And even that one he didn't necessarily earn.
DeRozan was guarded mostly by J.R. Smith and Iman Shumpert, and almost every time he received a screen, he was double-teamed hard and challenged to find open teammates.
Through three quarters, the three-time All-Star was 0-of-9 from the field, and his lone point came at the free-throw line after a technical foul on the Cavs. Once in the fourth, with the game already out of reach, he finally connected on his first two field goals in the 125-103 defeat. DeRozan finished the night with five points, three rebounds, and three assists, shooting 2-of-11 in 31 minutes to continue his career-long playoff woes.
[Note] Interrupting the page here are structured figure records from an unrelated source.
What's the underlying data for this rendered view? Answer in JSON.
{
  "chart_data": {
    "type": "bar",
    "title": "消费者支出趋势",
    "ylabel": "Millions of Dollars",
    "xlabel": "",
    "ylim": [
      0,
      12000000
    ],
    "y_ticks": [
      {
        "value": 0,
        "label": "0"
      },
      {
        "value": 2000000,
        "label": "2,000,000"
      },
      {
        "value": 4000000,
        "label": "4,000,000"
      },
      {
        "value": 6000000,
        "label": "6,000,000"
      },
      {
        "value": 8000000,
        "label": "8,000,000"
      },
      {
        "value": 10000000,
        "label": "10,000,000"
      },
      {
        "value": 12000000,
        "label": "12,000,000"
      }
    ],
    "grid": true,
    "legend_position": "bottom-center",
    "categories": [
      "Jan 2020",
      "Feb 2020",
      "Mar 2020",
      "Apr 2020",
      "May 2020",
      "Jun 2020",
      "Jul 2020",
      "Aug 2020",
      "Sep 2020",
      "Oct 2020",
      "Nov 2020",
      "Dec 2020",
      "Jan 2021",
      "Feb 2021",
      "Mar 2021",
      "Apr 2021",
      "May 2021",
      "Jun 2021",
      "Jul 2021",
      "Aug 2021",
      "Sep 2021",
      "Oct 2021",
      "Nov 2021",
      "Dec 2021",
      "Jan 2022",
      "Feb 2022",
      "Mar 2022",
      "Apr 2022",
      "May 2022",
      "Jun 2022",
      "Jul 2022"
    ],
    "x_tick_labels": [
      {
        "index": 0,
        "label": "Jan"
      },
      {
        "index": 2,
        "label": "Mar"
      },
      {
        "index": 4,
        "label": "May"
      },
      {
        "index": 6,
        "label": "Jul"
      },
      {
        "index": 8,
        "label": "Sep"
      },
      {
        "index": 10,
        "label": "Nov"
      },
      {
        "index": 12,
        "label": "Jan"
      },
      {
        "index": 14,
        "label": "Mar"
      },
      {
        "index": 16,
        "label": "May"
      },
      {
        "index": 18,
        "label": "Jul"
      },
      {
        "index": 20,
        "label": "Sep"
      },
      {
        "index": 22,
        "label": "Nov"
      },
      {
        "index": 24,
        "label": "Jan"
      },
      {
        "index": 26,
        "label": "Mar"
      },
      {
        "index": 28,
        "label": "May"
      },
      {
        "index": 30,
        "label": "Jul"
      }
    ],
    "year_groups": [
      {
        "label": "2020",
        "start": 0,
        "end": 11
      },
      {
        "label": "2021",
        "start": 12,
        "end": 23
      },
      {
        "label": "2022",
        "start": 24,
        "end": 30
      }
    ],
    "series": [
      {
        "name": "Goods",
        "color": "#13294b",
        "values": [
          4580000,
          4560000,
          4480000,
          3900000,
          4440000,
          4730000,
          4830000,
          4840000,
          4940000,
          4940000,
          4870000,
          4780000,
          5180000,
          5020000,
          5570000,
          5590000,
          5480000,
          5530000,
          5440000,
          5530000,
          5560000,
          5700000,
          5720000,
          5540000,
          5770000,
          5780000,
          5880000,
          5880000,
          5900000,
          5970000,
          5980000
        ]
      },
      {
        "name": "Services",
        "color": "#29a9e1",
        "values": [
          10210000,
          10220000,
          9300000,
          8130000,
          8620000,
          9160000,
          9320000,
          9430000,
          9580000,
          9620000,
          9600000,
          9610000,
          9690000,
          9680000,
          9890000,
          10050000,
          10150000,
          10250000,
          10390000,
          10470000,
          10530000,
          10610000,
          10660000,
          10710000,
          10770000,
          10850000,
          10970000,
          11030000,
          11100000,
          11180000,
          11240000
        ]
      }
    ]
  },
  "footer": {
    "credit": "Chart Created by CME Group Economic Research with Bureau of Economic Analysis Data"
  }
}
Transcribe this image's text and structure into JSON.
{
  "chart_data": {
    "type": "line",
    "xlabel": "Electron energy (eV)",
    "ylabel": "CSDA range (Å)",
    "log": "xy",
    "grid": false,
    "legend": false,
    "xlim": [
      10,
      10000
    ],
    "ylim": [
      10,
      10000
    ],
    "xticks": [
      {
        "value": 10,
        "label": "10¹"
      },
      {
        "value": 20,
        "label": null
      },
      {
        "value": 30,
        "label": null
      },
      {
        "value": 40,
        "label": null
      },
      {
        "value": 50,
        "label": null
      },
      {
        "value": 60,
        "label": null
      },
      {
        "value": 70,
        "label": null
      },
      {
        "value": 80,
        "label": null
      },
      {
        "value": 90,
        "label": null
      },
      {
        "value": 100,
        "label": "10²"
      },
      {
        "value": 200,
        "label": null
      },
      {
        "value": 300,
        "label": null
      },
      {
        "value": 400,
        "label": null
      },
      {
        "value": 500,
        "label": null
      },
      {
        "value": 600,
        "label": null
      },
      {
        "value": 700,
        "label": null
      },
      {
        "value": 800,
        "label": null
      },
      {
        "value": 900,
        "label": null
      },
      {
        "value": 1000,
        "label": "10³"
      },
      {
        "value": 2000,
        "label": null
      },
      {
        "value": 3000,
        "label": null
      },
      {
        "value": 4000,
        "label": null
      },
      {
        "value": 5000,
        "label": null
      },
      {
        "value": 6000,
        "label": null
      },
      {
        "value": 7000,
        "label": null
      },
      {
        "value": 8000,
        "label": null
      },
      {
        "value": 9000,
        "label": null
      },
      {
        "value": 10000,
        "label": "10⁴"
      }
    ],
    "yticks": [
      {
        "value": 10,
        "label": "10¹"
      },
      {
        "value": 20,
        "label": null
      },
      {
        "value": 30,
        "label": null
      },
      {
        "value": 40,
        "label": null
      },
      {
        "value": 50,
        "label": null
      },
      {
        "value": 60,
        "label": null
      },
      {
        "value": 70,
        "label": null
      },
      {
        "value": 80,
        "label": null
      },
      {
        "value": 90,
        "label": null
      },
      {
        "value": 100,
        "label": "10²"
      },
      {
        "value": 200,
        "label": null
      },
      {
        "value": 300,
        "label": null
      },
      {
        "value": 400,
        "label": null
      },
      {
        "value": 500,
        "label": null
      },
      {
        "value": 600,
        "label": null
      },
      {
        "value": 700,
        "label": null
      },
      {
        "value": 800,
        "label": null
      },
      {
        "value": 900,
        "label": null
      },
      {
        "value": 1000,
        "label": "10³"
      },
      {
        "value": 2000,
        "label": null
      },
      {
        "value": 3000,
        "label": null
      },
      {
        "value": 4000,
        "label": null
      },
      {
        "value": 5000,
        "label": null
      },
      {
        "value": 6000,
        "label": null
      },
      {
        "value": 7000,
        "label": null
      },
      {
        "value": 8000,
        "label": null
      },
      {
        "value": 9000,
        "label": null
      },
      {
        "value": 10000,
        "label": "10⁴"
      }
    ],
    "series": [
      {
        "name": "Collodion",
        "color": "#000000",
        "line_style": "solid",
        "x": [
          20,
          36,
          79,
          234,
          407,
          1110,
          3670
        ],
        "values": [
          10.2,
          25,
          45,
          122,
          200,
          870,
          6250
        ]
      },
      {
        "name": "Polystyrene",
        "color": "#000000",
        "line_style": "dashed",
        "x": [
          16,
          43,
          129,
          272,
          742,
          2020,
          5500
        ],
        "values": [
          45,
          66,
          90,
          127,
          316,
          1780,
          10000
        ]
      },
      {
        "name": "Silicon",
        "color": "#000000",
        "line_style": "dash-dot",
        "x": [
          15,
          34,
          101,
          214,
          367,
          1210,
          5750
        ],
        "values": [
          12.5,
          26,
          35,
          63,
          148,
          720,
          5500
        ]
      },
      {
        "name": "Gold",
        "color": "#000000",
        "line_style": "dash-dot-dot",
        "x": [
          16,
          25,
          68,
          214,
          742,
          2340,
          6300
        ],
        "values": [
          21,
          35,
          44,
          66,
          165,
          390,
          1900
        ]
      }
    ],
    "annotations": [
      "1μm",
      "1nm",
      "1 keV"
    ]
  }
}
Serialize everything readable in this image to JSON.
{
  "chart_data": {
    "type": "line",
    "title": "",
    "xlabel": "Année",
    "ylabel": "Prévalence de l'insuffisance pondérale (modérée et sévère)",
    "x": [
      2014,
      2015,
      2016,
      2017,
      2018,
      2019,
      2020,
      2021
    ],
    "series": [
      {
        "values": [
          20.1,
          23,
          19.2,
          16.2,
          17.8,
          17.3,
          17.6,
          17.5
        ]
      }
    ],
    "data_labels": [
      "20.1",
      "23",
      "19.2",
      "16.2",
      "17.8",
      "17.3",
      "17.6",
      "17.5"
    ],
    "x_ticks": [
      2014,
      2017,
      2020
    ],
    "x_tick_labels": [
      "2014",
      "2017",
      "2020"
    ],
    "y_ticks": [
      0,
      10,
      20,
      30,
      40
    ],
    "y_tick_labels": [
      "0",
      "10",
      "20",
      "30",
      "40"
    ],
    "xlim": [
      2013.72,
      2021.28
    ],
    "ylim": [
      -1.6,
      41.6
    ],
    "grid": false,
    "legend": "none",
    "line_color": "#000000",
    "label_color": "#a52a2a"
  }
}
On the other end, LeBron exceeded the 30-point mark for the fifth time in six playoff games this postseason, scoring 39 points on a scorching 10-of-14 shooting from the field to go with six rebounds, four assists, three steals, and two blocks.
"It sucks. It sucks," DeRozan said of going down by two games in such a fashion. "To lose like we did and play like I did sucks. It's frustrating. Now just have the idle time of having to wait until Friday night [Game 3] to redeem yourself."
He then resorted to bribery in an effort to slow James down.
"If you can find somebody to stop LeBron in these moments," DeRozan said, "I'll give you $100."
With his performance, James passed Hall of Famer Kareem Abdul-Jabbar for second all time in career points scored in the playoffs. He now trails Michael Jordan for first on the list by 210 points.
"You hear a name like Kareem, a guy who's done so many great things, not only as an individual but as a teammate," James said. "Winning championships in the '80s and things of that nature and how many points he's put up. He's somebody you read about. I didn't get an opportunity to actually watch him play growing up, but I just read about his accomplishments and things he was able to do, so, it's pretty cool."